I’ve been thinking a lot about how grief gets framed. How the question is almost always, “Who did you lose?”
And sure, that’s part of it. But more and more, I find myself drawn to different questions. Deeper ones:
What did that loss do to you?
What did it change?
What got rewritten quietly, invisibly, permanently?
Real questions based on what I keep hearing in the stories people bring to me.
It’s not always a person they’re grieving. Sometimes it’s what that person represented. Or who they were when that person was alive.
Sometimes it’s a version of safety, or identity, or possibility that collapsed in the wake of what happened.
And the ache of that lingers.
I’m thinking about the woman who lost her father and suddenly realized she had no one left who remembered her childhood. And the person who ended a friendship after years of silence and is now feeling all the things that never got said. I spoke with the daughter who walked away from a complicated parent and is grieving not just the parent, but the dream of who they might’ve been.
And every week I talk with men and woman whose body can no longer do what they used to, and they’re mourning the self they didn’t know they’d already started losing.

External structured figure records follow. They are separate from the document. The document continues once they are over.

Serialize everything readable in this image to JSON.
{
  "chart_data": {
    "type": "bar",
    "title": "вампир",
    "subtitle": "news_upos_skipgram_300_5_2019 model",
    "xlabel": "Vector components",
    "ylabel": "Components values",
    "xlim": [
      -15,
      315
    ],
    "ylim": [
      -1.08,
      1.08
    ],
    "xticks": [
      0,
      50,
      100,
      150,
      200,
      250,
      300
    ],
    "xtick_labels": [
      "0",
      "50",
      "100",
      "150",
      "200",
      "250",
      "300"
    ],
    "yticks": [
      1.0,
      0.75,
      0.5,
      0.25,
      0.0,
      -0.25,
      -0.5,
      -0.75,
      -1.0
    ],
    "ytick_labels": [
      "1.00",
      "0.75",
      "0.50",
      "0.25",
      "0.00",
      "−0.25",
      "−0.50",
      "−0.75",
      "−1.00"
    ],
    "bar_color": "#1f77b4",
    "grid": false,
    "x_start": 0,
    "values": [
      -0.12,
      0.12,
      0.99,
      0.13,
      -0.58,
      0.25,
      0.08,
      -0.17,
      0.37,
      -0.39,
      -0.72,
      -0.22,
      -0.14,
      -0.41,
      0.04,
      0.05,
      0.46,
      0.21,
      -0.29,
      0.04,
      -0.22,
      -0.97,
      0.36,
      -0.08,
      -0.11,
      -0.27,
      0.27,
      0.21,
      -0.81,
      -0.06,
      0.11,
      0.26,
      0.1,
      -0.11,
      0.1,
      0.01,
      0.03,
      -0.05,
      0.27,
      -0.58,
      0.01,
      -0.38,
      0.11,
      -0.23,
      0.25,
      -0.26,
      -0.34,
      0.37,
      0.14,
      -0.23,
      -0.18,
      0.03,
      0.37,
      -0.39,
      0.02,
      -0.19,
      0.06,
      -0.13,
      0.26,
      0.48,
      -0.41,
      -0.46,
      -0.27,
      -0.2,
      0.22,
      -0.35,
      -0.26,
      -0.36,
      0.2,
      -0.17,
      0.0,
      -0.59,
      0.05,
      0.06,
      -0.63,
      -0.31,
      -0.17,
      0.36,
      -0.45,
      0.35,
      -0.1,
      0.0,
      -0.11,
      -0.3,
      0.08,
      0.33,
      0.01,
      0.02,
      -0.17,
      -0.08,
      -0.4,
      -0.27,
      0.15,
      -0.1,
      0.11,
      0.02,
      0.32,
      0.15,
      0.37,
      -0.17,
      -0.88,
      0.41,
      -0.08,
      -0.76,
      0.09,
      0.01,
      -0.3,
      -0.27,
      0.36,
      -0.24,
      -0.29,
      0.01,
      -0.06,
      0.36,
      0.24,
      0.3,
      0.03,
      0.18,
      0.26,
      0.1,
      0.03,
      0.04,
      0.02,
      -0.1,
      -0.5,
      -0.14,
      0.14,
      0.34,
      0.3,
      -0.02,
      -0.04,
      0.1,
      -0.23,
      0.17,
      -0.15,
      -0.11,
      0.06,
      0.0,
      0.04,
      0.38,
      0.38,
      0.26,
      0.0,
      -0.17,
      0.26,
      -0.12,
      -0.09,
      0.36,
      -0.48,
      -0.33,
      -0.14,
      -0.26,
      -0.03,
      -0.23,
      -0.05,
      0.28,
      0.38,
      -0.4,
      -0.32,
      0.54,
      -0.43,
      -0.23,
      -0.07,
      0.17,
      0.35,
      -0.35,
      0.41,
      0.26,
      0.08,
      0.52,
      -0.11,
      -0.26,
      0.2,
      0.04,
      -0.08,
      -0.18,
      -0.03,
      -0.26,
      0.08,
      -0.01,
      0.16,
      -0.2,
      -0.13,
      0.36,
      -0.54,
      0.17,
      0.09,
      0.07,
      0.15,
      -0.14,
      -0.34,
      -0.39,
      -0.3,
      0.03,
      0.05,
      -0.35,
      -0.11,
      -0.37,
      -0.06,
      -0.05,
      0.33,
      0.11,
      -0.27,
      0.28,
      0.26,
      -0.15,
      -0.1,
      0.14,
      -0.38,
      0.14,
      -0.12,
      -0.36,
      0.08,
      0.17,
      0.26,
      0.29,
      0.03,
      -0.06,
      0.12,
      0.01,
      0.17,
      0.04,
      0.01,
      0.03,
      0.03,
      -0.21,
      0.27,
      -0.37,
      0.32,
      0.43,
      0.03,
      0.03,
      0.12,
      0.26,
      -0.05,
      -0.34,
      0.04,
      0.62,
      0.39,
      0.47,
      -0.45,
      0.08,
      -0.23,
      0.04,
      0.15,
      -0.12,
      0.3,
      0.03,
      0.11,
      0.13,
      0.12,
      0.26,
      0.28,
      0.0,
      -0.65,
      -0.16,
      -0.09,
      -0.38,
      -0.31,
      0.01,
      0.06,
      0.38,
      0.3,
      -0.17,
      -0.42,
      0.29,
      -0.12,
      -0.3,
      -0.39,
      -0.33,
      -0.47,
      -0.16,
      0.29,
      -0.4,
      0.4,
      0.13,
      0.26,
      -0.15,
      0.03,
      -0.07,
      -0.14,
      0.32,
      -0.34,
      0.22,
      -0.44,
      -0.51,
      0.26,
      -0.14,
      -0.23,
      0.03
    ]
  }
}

None of those are headline-worthy griefs. They don’t get much attention, but they’re real. And they stay with us.
I’ve experienced and witnessed how they change the way we show up in our relationships and the way we imagine the future. And they even change how safe we feel in our own bodies and timelines.
So maybe the better questions are:
What has grief taken from you besides what’s obvious?
What has it shifted in how you move through the world?
What has it softened? What has it stripped away? What has it asked of you?
And I think just as importantly,
What has it made you see more clearly than ever before?
Final thought: the next time someone asks “Who did you lose?”and you feel that hesitation rise in your throat (like it does in mine), remember, you don’t have to name a person for your grief to be valid. You just have to know that something mattered. And now, something’s different.